3.4.2 Public actors and cultural diplomacy
Cultural diplomacy is lead independently by each level of government, sporadically, without plan or general concept, mostly based on traditional established links. Even existing contracts are not seen as an obligation for strategic actions, so cultural diplomacy is mostly re-active (responding to demands from abroad). The most important actor in international cultural cooperation is the city of Belgrade, creating and financing the most important international event in Serbia for each domain of art (October Salon / Visual Arts, FEST / Film, BEMUS / Music, BITEF / Theatre, Belgrade Book Fair / Literature), as well as for different generations and types of audiences (Belef / summer festival, The Joy of Europe / children's creativity, etc.). An agreement between the Ministry of Culture and the city of Belgrade has been made that regulates the joint support of the Belgrade festivals of national importance.
The new, most important ambition regarding European integration has been the decision of Belgrade City Council to compete for the title of European Cultural Capital 2020. The Organisational Board has been created and started preparing a candidacy through a series of public debates.
The role of cultural agencies and institutes was extremely important in the first few years of re-opening Serbia to the world, bringing new types of issues within the cultural debate and helping institutional reform. However, only ProHelvetia, through the Swiss Cultural Programme (SCP) in the West Balkans, was still supporting local and regional cultural activities (the local office in Serbia was closed December 2009), while all the other similar organisations just organise promotional programmes relating to their own culture, or are supporting their own agendas, regardless of real community needs (e.g. the British Council completely closed the library in Belgrade and almost lost its independence in supporting locally relevant projects; the French Cultural Centre severely reduced the budget for Serbia). As a result of the economic crisis, forecasts are even more pessimistic concerning support from the cultural agencies and foreign cultural centres.
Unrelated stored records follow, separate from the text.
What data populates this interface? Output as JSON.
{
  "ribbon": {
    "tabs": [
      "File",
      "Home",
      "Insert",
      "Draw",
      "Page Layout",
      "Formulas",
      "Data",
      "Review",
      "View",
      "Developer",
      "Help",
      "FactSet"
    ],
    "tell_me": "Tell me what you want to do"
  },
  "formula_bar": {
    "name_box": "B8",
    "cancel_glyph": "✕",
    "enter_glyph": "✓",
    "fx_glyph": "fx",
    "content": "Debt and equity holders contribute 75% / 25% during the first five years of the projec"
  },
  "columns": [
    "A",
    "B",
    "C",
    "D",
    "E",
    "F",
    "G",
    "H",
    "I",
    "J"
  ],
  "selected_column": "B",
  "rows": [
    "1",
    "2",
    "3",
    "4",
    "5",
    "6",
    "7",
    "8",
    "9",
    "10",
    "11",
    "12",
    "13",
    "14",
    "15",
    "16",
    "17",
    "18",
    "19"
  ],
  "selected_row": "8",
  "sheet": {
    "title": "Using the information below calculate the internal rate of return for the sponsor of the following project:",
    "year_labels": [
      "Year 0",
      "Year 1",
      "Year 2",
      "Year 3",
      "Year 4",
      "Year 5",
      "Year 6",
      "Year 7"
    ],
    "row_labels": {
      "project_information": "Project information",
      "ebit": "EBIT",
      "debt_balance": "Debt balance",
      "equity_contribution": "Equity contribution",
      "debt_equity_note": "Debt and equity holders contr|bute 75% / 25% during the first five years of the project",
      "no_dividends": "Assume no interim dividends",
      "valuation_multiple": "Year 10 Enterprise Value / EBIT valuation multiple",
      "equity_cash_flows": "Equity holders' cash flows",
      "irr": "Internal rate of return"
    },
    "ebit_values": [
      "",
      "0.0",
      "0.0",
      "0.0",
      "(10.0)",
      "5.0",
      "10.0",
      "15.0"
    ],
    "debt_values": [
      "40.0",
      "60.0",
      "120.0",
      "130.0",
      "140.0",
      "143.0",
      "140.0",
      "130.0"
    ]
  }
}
It can be said that instruments of international cultural cooperation are not developed and used within certain strategies and programmes. There is no system to enable the long term commitment of public bodies, especially financial (guarantees for the programmes which have to happen in future), which prevents cultural managers from organising big international events or network meetings (although for major sport events, the government is ready to provide such guarantees).
Training is sporadically organised by foreign cultural centres and embassies, in the fields where those embassies decide, or according to NGO or cultural institution initiatives (no Ministry policy involved). This means that the American Embassy organises fundraising training, while Italy is bringing in experts for restoration and conservation, etc. The UNESCO Chair for Cultural Policy and Management at the University of Arts, Belgrade developed a joint Masters programme with two French universities (I.E.P. Grenoble and University Lyon II), and involving other European partners. Another joint Masters programme has been developed and enlisted students for the first time in October 2008 at University of Belgrade: Masters in preventive protection and conservation, contributing to the development of heritage protection professionals.
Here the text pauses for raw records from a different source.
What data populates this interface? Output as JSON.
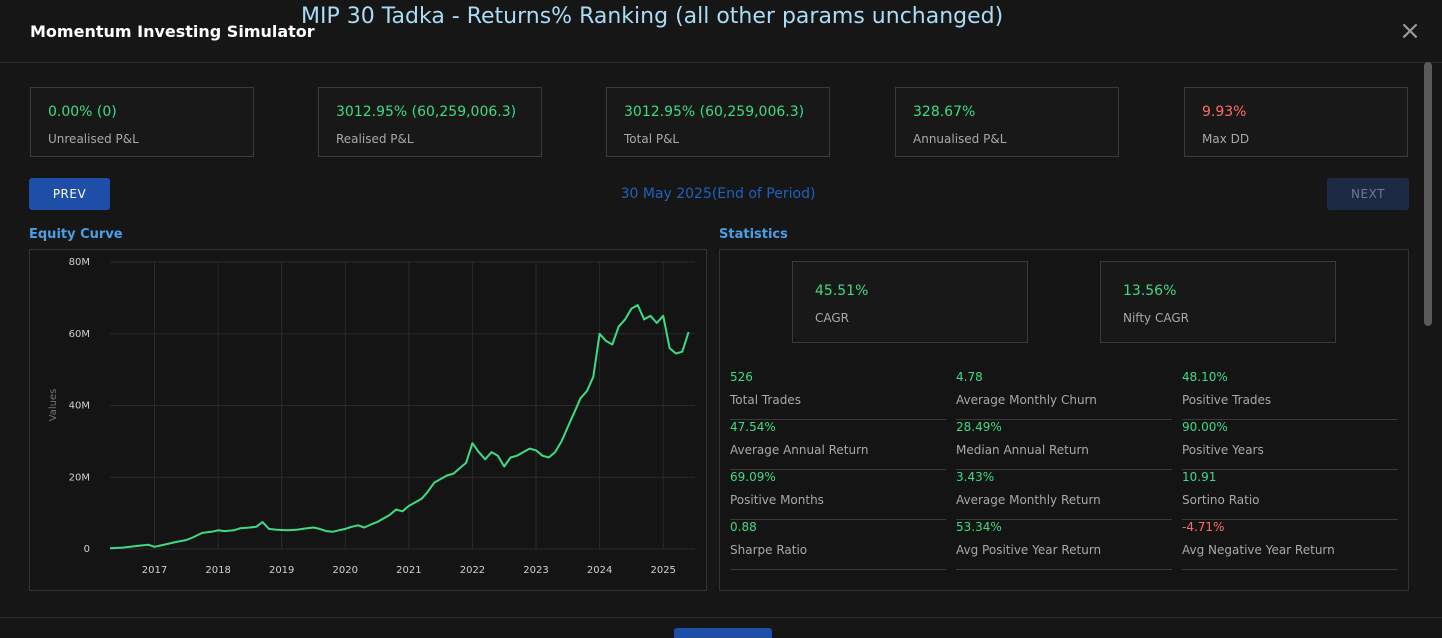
{
  "header": {
    "app_title": "Momentum Investing Simulator",
    "overlay_title": "MIP 30 Tadka - Returns% Ranking (all other params unchanged)",
    "close_icon": "×"
  },
  "summary": [
    {
      "value": "0.00% (0)",
      "label": "Unrealised P&L",
      "color": "#3ddc84"
    },
    {
      "value": "3012.95% (60,259,006.3)",
      "label": "Realised P&L",
      "color": "#3ddc84"
    },
    {
      "value": "3012.95% (60,259,006.3)",
      "label": "Total P&L",
      "color": "#3ddc84"
    },
    {
      "value": "328.67%",
      "label": "Annualised P&L",
      "color": "#3ddc84"
    },
    {
      "value": "9.93%",
      "label": "Max DD",
      "color": "#ff6b6b"
    }
  ],
  "nav": {
    "prev_label": "PREV",
    "next_label": "NEXT",
    "period_label": "30 May 2025(End of Period)"
  },
  "equity": {
    "section_title": "Equity Curve"
  },
  "statistics": {
    "section_title": "Statistics",
    "cagr": {
      "value": "45.51%",
      "label": "CAGR"
    },
    "nifty_cagr": {
      "value": "13.56%",
      "label": "Nifty CAGR"
    },
    "metrics": [
      {
        "value": "526",
        "label": "Total Trades"
      },
      {
        "value": "4.78",
        "label": "Average Monthly Churn"
      },
      {
        "value": "48.10%",
        "label": "Positive Trades"
      },
      {
        "value": "47.54%",
        "label": "Average Annual Return"
      },
      {
        "value": "28.49%",
        "label": "Median Annual Return"
      },
      {
        "value": "90.00%",
        "label": "Positive Years"
      },
      {
        "value": "69.09%",
        "label": "Positive Months"
      },
      {
        "value": "3.43%",
        "label": "Average Monthly Return"
      },
      {
        "value": "10.91",
        "label": "Sortino Ratio"
      },
      {
        "value": "0.88",
        "label": "Sharpe Ratio"
      },
      {
        "value": "53.34%",
        "label": "Avg Positive Year Return"
      },
      {
        "value": "-4.71%",
        "label": "Avg Negative Year Return",
        "negative": true
      }
    ]
  },
  "chart_data": {
    "type": "line",
    "title": "",
    "xlabel": "",
    "ylabel": "Values",
    "xlim": [
      2016.3,
      2025.5
    ],
    "ylim": [
      0,
      80
    ],
    "y_ticks": [
      0,
      20,
      40,
      60,
      80
    ],
    "y_tick_labels": [
      "0",
      "20M",
      "40M",
      "60M",
      "80M"
    ],
    "x_ticks": [
      2017,
      2018,
      2019,
      2020,
      2021,
      2022,
      2023,
      2024,
      2025
    ],
    "x_tick_labels": [
      "2017",
      "2018",
      "2019",
      "2020",
      "2021",
      "2022",
      "2023",
      "2024",
      "2025"
    ],
    "grid": true,
    "line_color": "#3ddc84",
    "series": [
      {
        "x": [
          2016.3,
          2016.5,
          2016.7,
          2016.9,
          2017.0,
          2017.1,
          2017.2,
          2017.3,
          2017.5,
          2017.6,
          2017.75,
          2017.9,
          2018.0,
          2018.1,
          2018.25,
          2018.35,
          2018.5,
          2018.6,
          2018.7,
          2018.8,
          2018.9,
          2019.0,
          2019.1,
          2019.25,
          2019.4,
          2019.5,
          2019.6,
          2019.7,
          2019.8,
          2019.9,
          2020.0,
          2020.1,
          2020.2,
          2020.3,
          2020.4,
          2020.5,
          2020.6,
          2020.7,
          2020.8,
          2020.9,
          2021.0,
          2021.1,
          2021.2,
          2021.3,
          2021.4,
          2021.5,
          2021.6,
          2021.7,
          2021.8,
          2021.9,
          2022.0,
          2022.1,
          2022.2,
          2022.3,
          2022.4,
          2022.5,
          2022.6,
          2022.7,
          2022.8,
          2022.9,
          2023.0,
          2023.1,
          2023.2,
          2023.3,
          2023.4,
          2023.5,
          2023.6,
          2023.7,
          2023.8,
          2023.9,
          2024.0,
          2024.1,
          2024.2,
          2024.3,
          2024.4,
          2024.5,
          2024.6,
          2024.7,
          2024.8,
          2024.9,
          2025.0,
          2025.1,
          2025.2,
          2025.3,
          2025.4
        ],
        "y": [
          0.2,
          0.4,
          0.8,
          1.2,
          0.6,
          1.0,
          1.4,
          1.8,
          2.5,
          3.2,
          4.5,
          4.8,
          5.2,
          5.0,
          5.2,
          5.8,
          6.0,
          6.2,
          7.5,
          5.6,
          5.4,
          5.3,
          5.2,
          5.4,
          5.8,
          6.0,
          5.6,
          5.0,
          4.8,
          5.2,
          5.6,
          6.2,
          6.6,
          6.0,
          6.8,
          7.5,
          8.5,
          9.5,
          11.0,
          10.5,
          12.0,
          13.0,
          14.0,
          16.0,
          18.5,
          19.5,
          20.5,
          21.0,
          22.5,
          24.0,
          29.5,
          27.0,
          25.0,
          27.0,
          26.0,
          23.0,
          25.5,
          26.0,
          27.0,
          28.0,
          27.5,
          26.0,
          25.5,
          27.0,
          30.0,
          34.0,
          38.0,
          42.0,
          44.0,
          48.0,
          60.0,
          58.0,
          57.0,
          62.0,
          64.0,
          67.0,
          68.0,
          64.0,
          65.0,
          63.0,
          65.0,
          56.0,
          54.5,
          55.0,
          60.5
        ]
      }
    ]
  }
}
It is very difficult to make an assessment of trends in public financial support for international cultural co-operation, as there is no specific budget line or current statistical data, and as projects are supported through "disciplinary" categories (so, it is not certain if they had an international component and if they got public financing for this component).
Within the framework of cultural diplomacy, the Ministry of Culture, Media and Information Society organised the promotion of cultural heritage and contemporary art in the multilateral organisations, such as the Council of Europe in Strasbourg (photo exhibition of Serbian landscapes, 2007; concert of Philharmonic Orchestra in Strasbourg, 2007), European Commission (exhibition of Fortresses on the Danube, 2010), UNESCO (exhibition of Fortresses on the Danube, 2011), European Parliament in Brussels (copies of frescoes 2010, paintings of M.P.Barilli, 2011) and, at the end of 2011, in the United Nations in Geneva, there will be an exhibition dedicated to the Nobel prize winner, writer I.Andric. Besides traditional and fine art exhibitions, the Ministry of Culture initiates other forms of art promotion of Serbian culture (e.g. photo exhibition "Land of promises, Serbia", or international concerts of eminent young musicians, etc.).
In 2010 in Brussels, the Museum of Instruments organised a concert and the donation of Serbian traditional mostly wind instruments.
In the last several years, the Ministry of Culture presented a gift of several art works of eminent Serbian artists to international organisations such as the:
The exhibition of frescoes from the most significant monasteries in Serbia at the National museum – Frescoes Gallery, initiated by the Ministry of Culture, has already touring for several years throughout Europe. Last year it went to France and Belgium and this year to Italy - Florence, Rome, Viterbo, and the latest information is that several copies will be permanently donated to the famous Church Santa Croce in Florence (grave of Michelangelo and Galileo), at the special request of the Church. A similar request was made by the church of Viterbo. All churches are under the Vatican.
The Serbian Cultural Centre in Paris is another platform for presenting Serbian culture abroad. In late 2014, there was, for the first time, an open call for non-institutional actors to apply for the right to present their works and projects in Paris.